Bürgerprotest in Ohligs: Kampf um Dürpelfest und Platznutzung gegen Kreisverkehr
Anna KrauseBürgerprotest in Ohligs: Kampf um Dürpelfest und Platznutzung gegen Kreisverkehr
Bürgerinitiative in Ohligs formiert sich gegen geplanten Kreisverkehr
In Ohligs hat sich eine Bürgerinitiative gegründet, unterstützt von der Bürgergemeinschaft für Solingen e.V. (BfS). Ihr Ziel ist es, den geplanten Kreisverkehr zu stoppen, der das jährliche Dürpelfest beenden und die multifunktionale Nutzung des Platzes einschränken könnte.
Martin Bender, Vorsitzender der BfS, begrüßt die Initiative als Ausdruck direkter Demokratie. Er kritisiert, dass etablierte Parteien lokale Anliegen seit langem ignoriert hätten, was zu dieser Basisbewegung geführt habe. Gemeinsam mit der Ohligser Marketing- und Interessengemeinschaft sucht die BfS nun nach einem Kompromiss, um sowohl die Vielseitigkeit des Platzes als auch die Zukunft des Festivals zu bewahren.

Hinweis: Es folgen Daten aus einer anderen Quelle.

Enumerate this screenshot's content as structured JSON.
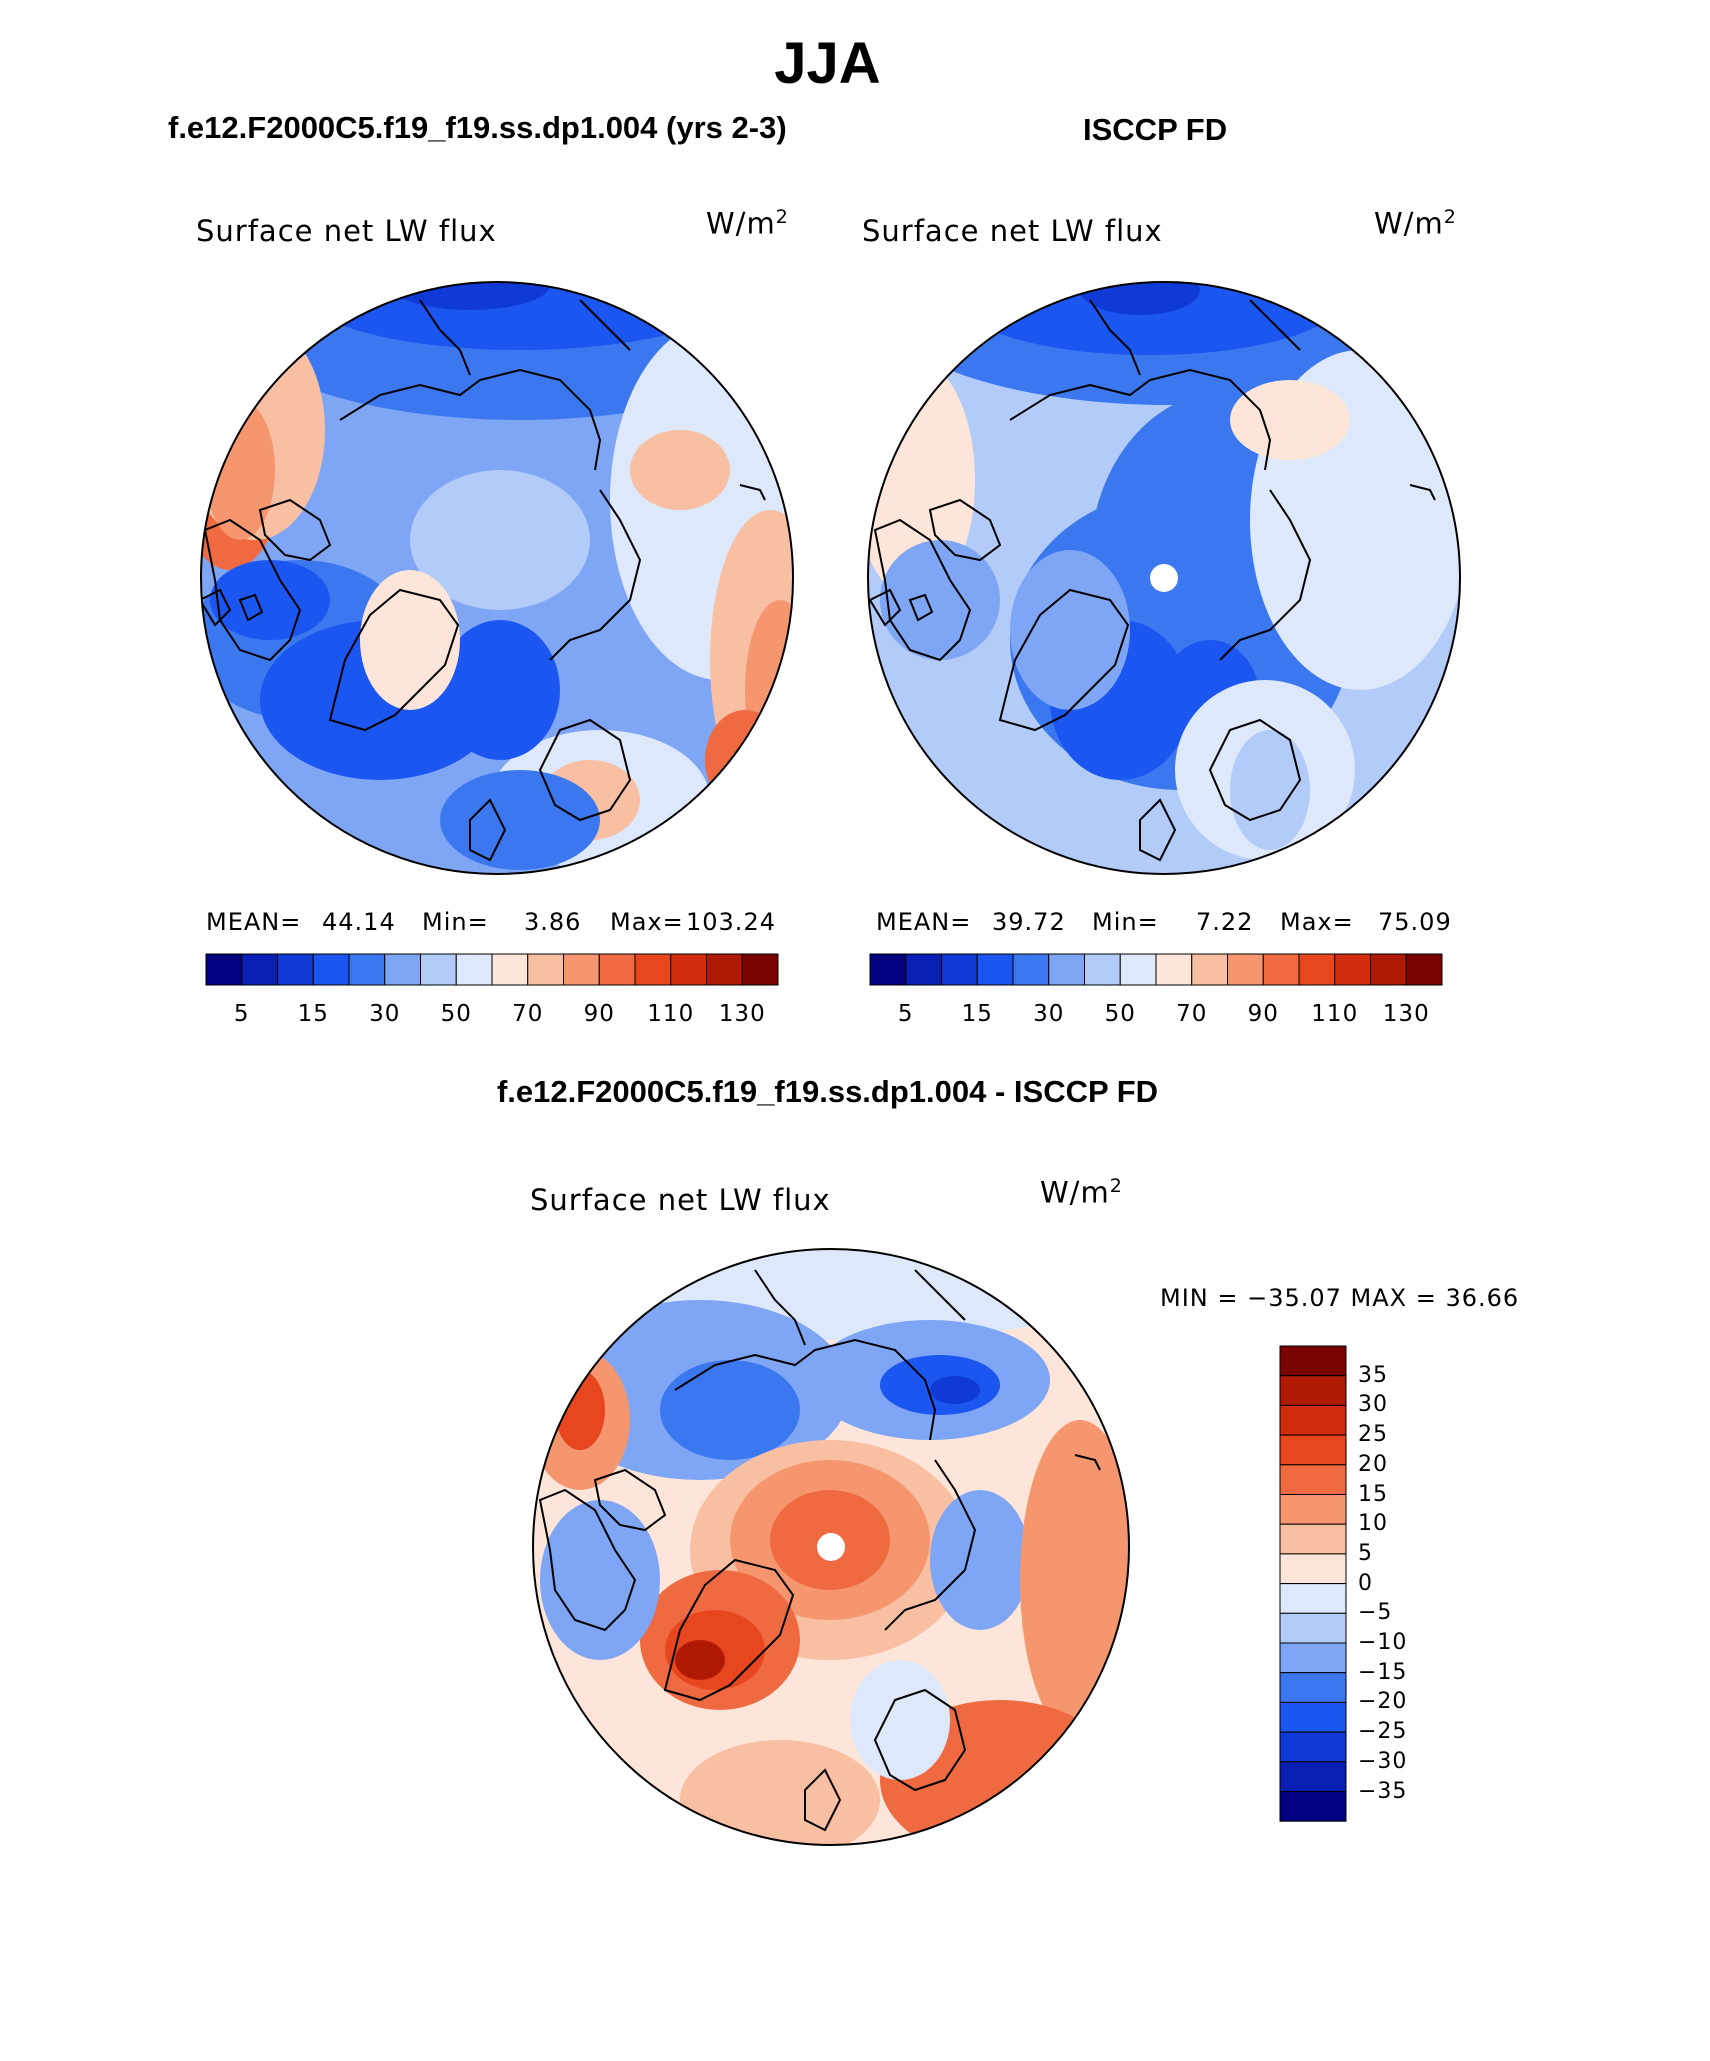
{
  "figure": {
    "season": "JJA",
    "colors": {
      "seq": [
        "#000080",
        "#0a1fb4",
        "#0f3ad6",
        "#1a56ef",
        "#3b78f0",
        "#7ea6f5",
        "#b2cbf9",
        "#dde8fb",
        "#fde6d9",
        "#f9bfa3",
        "#f5966f",
        "#ef6a40",
        "#e8461f",
        "#d22c0f",
        "#b01a05",
        "#7a0402"
      ],
      "div": [
        "#000080",
        "#0a1fb4",
        "#0f3ad6",
        "#1a56ef",
        "#3b78f0",
        "#7ea6f5",
        "#b2cbf9",
        "#dde8fb",
        "#fde6d9",
        "#f9bfa3",
        "#f5966f",
        "#ef6a40",
        "#e8461f",
        "#d22c0f",
        "#b01a05",
        "#7a0402"
      ]
    }
  },
  "panels": {
    "model": {
      "title": "f.e12.F2000C5.f19_f19.ss.dp1.004 (yrs 2-3)",
      "variable": "Surface net LW flux",
      "units_base": "W/m",
      "units_exp": "2",
      "mean_label": "MEAN=",
      "mean": "44.14",
      "min_label": "Min=",
      "min": "3.86",
      "max_label": "Max=",
      "max": "103.24",
      "colorbar_ticks": [
        "5",
        "15",
        "30",
        "50",
        "70",
        "90",
        "110",
        "130"
      ]
    },
    "obs": {
      "title": "ISCCP FD",
      "variable": "Surface net LW flux",
      "units_base": "W/m",
      "units_exp": "2",
      "mean_label": "MEAN=",
      "mean": "39.72",
      "min_label": "Min=",
      "min": "7.22",
      "max_label": "Max=",
      "max": "75.09",
      "colorbar_ticks": [
        "5",
        "15",
        "30",
        "50",
        "70",
        "90",
        "110",
        "130"
      ]
    },
    "diff": {
      "title": "f.e12.F2000C5.f19_f19.ss.dp1.004 - ISCCP FD",
      "variable": "Surface net LW flux",
      "units_base": "W/m",
      "units_exp": "2",
      "minmax": "MIN = −35.07 MAX =   36.66",
      "colorbar_labels": [
        "35",
        "30",
        "25",
        "20",
        "15",
        "10",
        "5",
        "0",
        "−5",
        "−10",
        "−15",
        "−20",
        "−25",
        "−30",
        "−35"
      ]
    }
  }
}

Streitpunkt ist der von der CDU unterstützte Kreisverkehr, den der stellvertretende Bezirksbürgermeister Marc Westkämper zwar vorantreibt, nun aber als Vermittler auftritt. Bender zweifelt an Westkämpers Neutralität und verweist auf die anhaltende Unterstützung des Projekts durch die Partei. Zudem kritisiert er die Ohligser Jongens, die Gespräche nur unter der Bedingung führen wollen, dass die Petition zurückgezogen wird.
Bender betont, dass der Verlust der Lennestraße als Festgelände eine wichtige Attraktion für Jugendliche beseitigen würde. Die Bürgerinitiative sei der richtige Weg, um dies zu verhindern. Der Konflikt zeigt die Kluft zwischen lokalen Gruppen und politischen Verantwortlichen. Ohne Einigung könnte der Kreisverkehr gebaut werden – mit dem Ende des Dürpelfests und einer veränderten Platznutzung. Die BfS setzt sich weiterhin für eine Lösung ein, die den Willen der Bürgerschaft widerspiegelt.